Or even to the standards of Charles Garnier, the designer of the old opera house. Garnier, like Ott, came out of nowhere to win an architectural competition for a new opera house and likewise did so at a tender age – both were thirty-six – and with little previous experience. Garnier also had to navigate the treacherous shoals of French politics in order to see his ideas realized, although it took him somewhat longer – thirteen years compared with Ott’s six-year odyssey. But Garnier’s was a different time. His opera house included innovations such as a cast-iron roof structure and an unusual foundation, but these were hidden behind a marble architecture of eclectic richness. In the nineteenth century, going to the opera was chiefly a social occasion, and Garnier devoted considerably more space to sumptuous, mirror-lined lobbies and a grand staircase than to the hall itself. Technical efficiency was given distinctly second place: the backstage areas are spartan, and a quarter of the seats have an inadequate view of the stage.

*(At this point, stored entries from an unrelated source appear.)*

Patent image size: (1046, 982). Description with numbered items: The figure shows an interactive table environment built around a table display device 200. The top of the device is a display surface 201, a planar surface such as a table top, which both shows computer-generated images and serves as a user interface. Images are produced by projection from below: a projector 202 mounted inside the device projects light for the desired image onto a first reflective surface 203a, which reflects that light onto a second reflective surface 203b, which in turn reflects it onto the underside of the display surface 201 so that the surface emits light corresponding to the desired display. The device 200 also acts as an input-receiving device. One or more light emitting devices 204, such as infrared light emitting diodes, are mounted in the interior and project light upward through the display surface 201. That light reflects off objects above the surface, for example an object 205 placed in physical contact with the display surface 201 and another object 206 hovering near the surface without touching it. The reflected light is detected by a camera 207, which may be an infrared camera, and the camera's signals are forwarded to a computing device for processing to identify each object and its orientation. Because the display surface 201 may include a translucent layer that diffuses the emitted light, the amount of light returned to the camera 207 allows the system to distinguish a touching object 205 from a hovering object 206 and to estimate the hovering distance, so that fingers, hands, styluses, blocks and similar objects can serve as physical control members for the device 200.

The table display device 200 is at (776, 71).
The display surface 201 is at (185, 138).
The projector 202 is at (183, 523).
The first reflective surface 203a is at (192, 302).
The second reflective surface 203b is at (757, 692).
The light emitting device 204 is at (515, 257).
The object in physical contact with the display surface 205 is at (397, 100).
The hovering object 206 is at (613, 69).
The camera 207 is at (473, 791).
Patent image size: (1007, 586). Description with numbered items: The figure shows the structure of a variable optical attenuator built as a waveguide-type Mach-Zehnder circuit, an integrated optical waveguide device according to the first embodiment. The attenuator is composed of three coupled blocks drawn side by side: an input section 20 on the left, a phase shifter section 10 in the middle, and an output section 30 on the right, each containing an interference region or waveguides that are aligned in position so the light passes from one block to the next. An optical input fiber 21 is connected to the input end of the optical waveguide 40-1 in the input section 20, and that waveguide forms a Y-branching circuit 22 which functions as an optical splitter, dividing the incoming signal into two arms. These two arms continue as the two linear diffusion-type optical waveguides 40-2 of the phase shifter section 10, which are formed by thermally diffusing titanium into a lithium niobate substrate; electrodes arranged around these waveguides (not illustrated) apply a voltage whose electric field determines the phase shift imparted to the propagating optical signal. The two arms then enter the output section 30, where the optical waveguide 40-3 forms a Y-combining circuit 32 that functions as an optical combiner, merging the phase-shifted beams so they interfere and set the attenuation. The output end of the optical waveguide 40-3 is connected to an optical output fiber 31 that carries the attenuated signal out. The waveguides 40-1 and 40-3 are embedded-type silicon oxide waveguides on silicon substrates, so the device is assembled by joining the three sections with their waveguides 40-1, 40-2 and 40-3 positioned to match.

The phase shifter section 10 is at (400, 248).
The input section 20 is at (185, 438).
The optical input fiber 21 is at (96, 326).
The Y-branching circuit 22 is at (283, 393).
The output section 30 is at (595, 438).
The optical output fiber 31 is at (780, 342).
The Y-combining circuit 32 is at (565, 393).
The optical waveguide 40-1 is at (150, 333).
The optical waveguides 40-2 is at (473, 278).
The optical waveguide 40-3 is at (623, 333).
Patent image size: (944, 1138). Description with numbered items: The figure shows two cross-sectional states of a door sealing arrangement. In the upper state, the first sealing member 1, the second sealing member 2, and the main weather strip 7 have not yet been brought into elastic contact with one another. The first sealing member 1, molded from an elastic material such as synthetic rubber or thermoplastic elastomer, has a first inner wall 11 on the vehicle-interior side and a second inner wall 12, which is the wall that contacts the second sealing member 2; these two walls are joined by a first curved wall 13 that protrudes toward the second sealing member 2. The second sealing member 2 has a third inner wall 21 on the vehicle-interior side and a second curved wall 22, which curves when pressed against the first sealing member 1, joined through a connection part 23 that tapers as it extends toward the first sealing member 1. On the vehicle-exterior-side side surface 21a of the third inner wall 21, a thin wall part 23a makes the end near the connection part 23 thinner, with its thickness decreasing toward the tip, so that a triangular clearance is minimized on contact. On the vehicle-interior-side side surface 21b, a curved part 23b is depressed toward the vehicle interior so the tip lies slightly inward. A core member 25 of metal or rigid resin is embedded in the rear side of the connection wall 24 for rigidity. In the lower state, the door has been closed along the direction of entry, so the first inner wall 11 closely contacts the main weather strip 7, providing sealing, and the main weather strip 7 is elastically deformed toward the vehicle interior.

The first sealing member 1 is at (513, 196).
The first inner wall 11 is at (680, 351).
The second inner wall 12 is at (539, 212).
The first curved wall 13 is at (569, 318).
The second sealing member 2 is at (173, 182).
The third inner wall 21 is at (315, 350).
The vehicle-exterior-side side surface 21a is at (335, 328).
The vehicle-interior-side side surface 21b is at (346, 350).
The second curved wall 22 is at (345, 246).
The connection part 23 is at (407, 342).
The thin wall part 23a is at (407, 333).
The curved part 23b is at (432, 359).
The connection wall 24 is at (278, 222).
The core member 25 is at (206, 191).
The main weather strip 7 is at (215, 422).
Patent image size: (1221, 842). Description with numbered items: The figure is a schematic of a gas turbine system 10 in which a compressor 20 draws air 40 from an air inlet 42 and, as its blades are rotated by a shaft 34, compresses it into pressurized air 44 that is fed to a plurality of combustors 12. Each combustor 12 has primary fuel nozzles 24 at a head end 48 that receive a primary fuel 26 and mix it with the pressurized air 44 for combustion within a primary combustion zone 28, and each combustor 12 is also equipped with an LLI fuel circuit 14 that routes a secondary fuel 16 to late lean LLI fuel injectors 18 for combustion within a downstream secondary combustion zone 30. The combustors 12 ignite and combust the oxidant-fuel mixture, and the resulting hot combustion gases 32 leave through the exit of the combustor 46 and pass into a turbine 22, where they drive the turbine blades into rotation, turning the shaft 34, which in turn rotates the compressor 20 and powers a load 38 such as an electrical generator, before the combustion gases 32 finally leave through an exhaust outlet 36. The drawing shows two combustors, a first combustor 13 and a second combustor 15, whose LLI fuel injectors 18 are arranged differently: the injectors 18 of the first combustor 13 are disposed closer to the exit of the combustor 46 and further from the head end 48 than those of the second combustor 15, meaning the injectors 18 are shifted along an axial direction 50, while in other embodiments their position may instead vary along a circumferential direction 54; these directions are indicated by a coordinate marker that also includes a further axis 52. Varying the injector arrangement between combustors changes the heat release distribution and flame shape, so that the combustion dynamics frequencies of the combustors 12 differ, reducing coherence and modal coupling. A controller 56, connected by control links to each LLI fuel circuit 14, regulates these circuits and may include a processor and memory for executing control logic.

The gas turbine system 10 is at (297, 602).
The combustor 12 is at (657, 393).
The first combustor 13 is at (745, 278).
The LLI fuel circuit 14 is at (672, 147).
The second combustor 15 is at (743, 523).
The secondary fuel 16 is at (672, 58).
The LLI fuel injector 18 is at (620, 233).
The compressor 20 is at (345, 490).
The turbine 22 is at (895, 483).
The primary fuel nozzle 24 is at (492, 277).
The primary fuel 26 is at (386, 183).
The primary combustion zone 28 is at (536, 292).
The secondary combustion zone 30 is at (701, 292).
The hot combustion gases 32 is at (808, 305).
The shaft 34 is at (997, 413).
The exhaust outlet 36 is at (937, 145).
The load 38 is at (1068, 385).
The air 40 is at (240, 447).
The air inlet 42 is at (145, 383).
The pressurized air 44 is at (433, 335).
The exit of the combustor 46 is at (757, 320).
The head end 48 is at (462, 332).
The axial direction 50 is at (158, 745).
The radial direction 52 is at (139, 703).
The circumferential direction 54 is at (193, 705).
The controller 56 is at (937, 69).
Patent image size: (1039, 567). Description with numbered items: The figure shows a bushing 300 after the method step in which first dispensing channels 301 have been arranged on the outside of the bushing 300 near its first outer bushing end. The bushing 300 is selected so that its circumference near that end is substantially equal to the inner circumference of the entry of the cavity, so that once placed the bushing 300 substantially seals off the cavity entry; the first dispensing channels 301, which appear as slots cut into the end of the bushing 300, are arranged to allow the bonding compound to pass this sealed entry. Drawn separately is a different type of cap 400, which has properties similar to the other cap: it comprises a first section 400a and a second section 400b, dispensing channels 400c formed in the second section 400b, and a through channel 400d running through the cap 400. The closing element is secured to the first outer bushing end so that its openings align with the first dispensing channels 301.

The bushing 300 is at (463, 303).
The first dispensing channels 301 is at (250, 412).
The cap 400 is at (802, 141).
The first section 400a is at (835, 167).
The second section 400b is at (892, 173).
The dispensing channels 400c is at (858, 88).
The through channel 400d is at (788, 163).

Nevertheless, it is a building that, while it was criticized at first, eventually captured people’s affection. “I remember being disarmed by the warm, comforting acoustics of the Palais Garnier,” recalls Kaptainis. “The sound, at least in the good seats, was magnificent.” Perhaps one day, the Opéra Bastille, too, will evoke such sentimental reminiscences – time can be the architect’s best friend – but I wouldn’t count on it.

 

The much-loved Palais Garnier was merged with the Opéra Bastille, and following a complete restoration it is used for ballet and occasional operas, especially seasonal favorites such as La Cenerentola. As The Wall Street Journal observed, audiences “tend to dress up more for performances at the Garnier than at the 20th-century granite and glass opera house at Bastille.”